August 17, 2009
The reunification of human remains held in museums with Aboriginal groups is a hot topic at the moment in Australia. The Human Tissue Act made the return of many such artefacts possible, but there are still many who claim that such returns are removing a key source of scientific & anthropological study – to the detriment of the institutions that currently held the artefacts.
Listen to the original programme here.
Regarding human remains
12 August 2009
The collection and display of human remains and human body parts were once legitimate activities for the great universal museums. Rear Vision tracks the changes in attitudes towards such displays from outside the museum world as well as from within.
Man: We’re gathered here today to welcome our old people back home.
Reporter: The Naranjeri remains were stolen from 27 gravesites between 1898 and 1906 by the controversial Adelaide coroner, Dr William Ramsay Smith.
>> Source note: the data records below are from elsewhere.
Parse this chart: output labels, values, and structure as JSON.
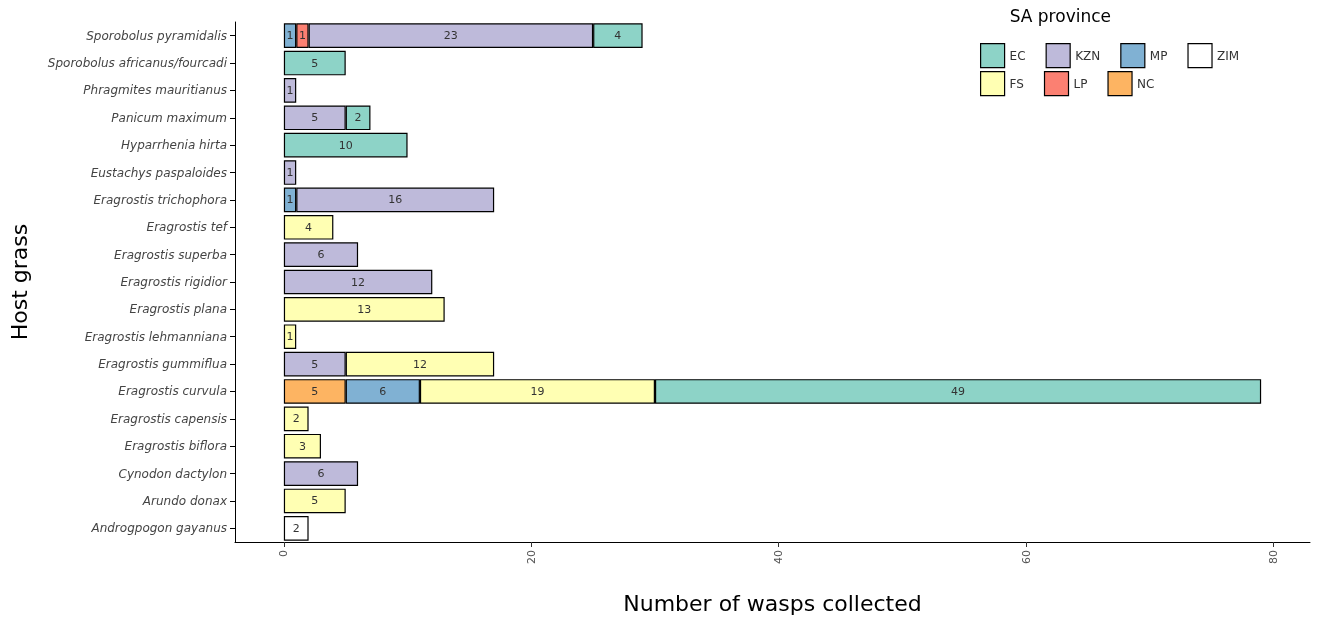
{
  "chart_data": {
    "type": "bar",
    "orientation": "horizontal",
    "stacked": true,
    "xlabel": "Number of wasps collected",
    "ylabel": "Host grass",
    "legend_title": "SA province",
    "categories": [
      "Sporobolus pyramidalis",
      "Sporobolus africanus/fourcadi",
      "Phragmites mauritianus",
      "Panicum maximum",
      "Hyparrhenia hirta",
      "Eustachys paspaloides",
      "Eragrostis trichophora",
      "Eragrostis tef",
      "Eragrostis superba",
      "Eragrostis rigidior",
      "Eragrostis plana",
      "Eragrostis lehmanniana",
      "Eragrostis gummiflua",
      "Eragrostis curvula",
      "Eragrostis capensis",
      "Eragrostis biflora",
      "Cynodon dactylon",
      "Arundo donax",
      "Androgpogon gayanus"
    ],
    "series": [
      {
        "name": "ZIM",
        "color": "#ffffff",
        "values": [
          null,
          null,
          null,
          null,
          null,
          null,
          null,
          null,
          null,
          null,
          null,
          null,
          null,
          null,
          null,
          null,
          null,
          null,
          2
        ]
      },
      {
        "name": "NC",
        "color": "#fdb462",
        "values": [
          null,
          null,
          null,
          null,
          null,
          null,
          null,
          null,
          null,
          null,
          null,
          null,
          null,
          5,
          null,
          null,
          null,
          null,
          null
        ]
      },
      {
        "name": "MP",
        "color": "#80b1d3",
        "values": [
          1,
          null,
          null,
          null,
          null,
          null,
          1,
          null,
          null,
          null,
          null,
          null,
          null,
          6,
          null,
          null,
          null,
          null,
          null
        ]
      },
      {
        "name": "LP",
        "color": "#fb8072",
        "values": [
          1,
          null,
          null,
          null,
          null,
          null,
          null,
          null,
          null,
          null,
          null,
          null,
          null,
          null,
          null,
          null,
          null,
          null,
          null
        ]
      },
      {
        "name": "KZN",
        "color": "#bebada",
        "values": [
          23,
          null,
          1,
          5,
          null,
          1,
          16,
          null,
          6,
          12,
          null,
          null,
          5,
          null,
          null,
          null,
          6,
          null,
          null
        ]
      },
      {
        "name": "FS",
        "color": "#ffffb3",
        "values": [
          null,
          null,
          null,
          null,
          null,
          null,
          null,
          4,
          null,
          null,
          13,
          1,
          12,
          19,
          2,
          3,
          null,
          5,
          null
        ]
      },
      {
        "name": "EC",
        "color": "#8dd3c7",
        "values": [
          4,
          5,
          null,
          2,
          10,
          null,
          null,
          null,
          null,
          null,
          null,
          null,
          null,
          49,
          null,
          null,
          null,
          null,
          null
        ]
      }
    ],
    "xlim": [
      -3.95,
      82.95
    ],
    "xticks": [
      0,
      20,
      40,
      60,
      80
    ],
    "data_labels": true,
    "grid": false,
    "legend": "top right"
  }
}
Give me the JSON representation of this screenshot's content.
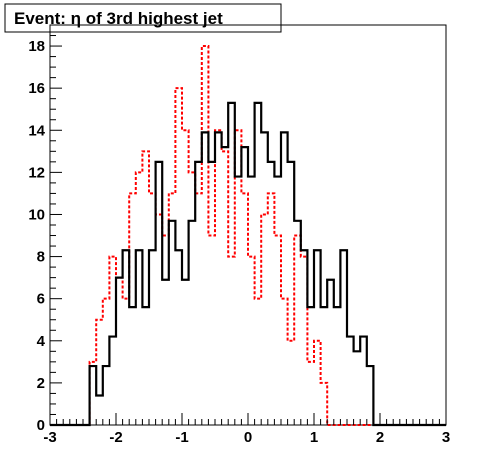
{
  "chart_data": {
    "type": "histogram",
    "title": "Event: η of 3rd highest jet",
    "xlabel": "",
    "ylabel": "",
    "xlim": [
      -3,
      3
    ],
    "ylim": [
      0,
      19
    ],
    "x_ticks": [
      "-3",
      "-2",
      "-1",
      "0",
      "1",
      "2",
      "3"
    ],
    "y_ticks": [
      "0",
      "2",
      "4",
      "6",
      "8",
      "10",
      "12",
      "14",
      "16",
      "18"
    ],
    "grid": false,
    "legend": "none",
    "bin_edges": [
      -3.0,
      -2.9,
      -2.8,
      -2.7,
      -2.6,
      -2.5,
      -2.4,
      -2.3,
      -2.2,
      -2.1,
      -2.0,
      -1.9,
      -1.8,
      -1.7,
      -1.6,
      -1.5,
      -1.4,
      -1.3,
      -1.2,
      -1.1,
      -1.0,
      -0.9,
      -0.8,
      -0.7,
      -0.6,
      -0.5,
      -0.4,
      -0.3,
      -0.2,
      -0.1,
      0.0,
      0.1,
      0.2,
      0.3,
      0.4,
      0.5,
      0.6,
      0.7,
      0.8,
      0.9,
      1.0,
      1.1,
      1.2,
      1.3,
      1.4,
      1.5,
      1.6,
      1.7,
      1.8,
      1.9,
      2.0,
      2.1,
      2.2,
      2.3,
      2.4,
      2.5,
      2.6,
      2.7,
      2.8,
      2.9,
      3.0
    ],
    "series": [
      {
        "style": "solid",
        "color": "#000000",
        "values": [
          0,
          0,
          0,
          0,
          0,
          0,
          2.8,
          1.4,
          2.8,
          4.2,
          7.0,
          8.3,
          5.6,
          8.3,
          5.6,
          8.3,
          12.5,
          6.9,
          9.7,
          8.3,
          6.9,
          9.7,
          12.5,
          13.9,
          12.5,
          13.9,
          13.2,
          15.3,
          11.8,
          13.2,
          11.8,
          15.3,
          13.9,
          12.5,
          11.8,
          13.9,
          12.5,
          9.7,
          8.3,
          5.6,
          8.3,
          5.6,
          6.9,
          5.6,
          8.3,
          4.2,
          3.5,
          4.2,
          2.8,
          0,
          0,
          0,
          0,
          0,
          0,
          0,
          0,
          0,
          0,
          0
        ]
      },
      {
        "style": "dashed",
        "color": "#ff0000",
        "values": [
          0,
          0,
          0,
          0,
          0,
          0,
          3.0,
          5.0,
          6.0,
          8.0,
          7.0,
          6.0,
          11.0,
          12.0,
          13.0,
          11.0,
          10.0,
          9.0,
          11.0,
          16.0,
          14.0,
          12.0,
          11.0,
          18.0,
          9.0,
          14.0,
          13.0,
          8.0,
          14.0,
          11.0,
          8.0,
          6.0,
          10.0,
          11.0,
          9.0,
          6.0,
          4.0,
          9.0,
          8.0,
          3.0,
          4.0,
          2.0,
          0,
          0,
          0,
          0,
          0,
          0,
          0,
          0,
          0,
          0,
          0,
          0,
          0,
          0,
          0,
          0,
          0,
          0
        ]
      }
    ]
  }
}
He sold livers, hearts and skeletons on the open market, all in the name of research.
Keri Phillips: During the 17th, 18th and 19th centuries, collectors, traders and amateur and professional scientists from the developed world amassed enormous collections from all over the globe. These collections often contained human remains, everything from tattooed human skin and skulls to the bones of lepers and other diseased body parts. Early on, but especially during the 20th century, many of these collections were bequeathed to museums but as time wore on and museums began to change from research institutions to places of public display, questions began to be raised both within and outside the museum community about the ethics and legality of the collection, retention and display of humans and human body parts. In recent decades, some museums have begun to repatriate their collection of human remains.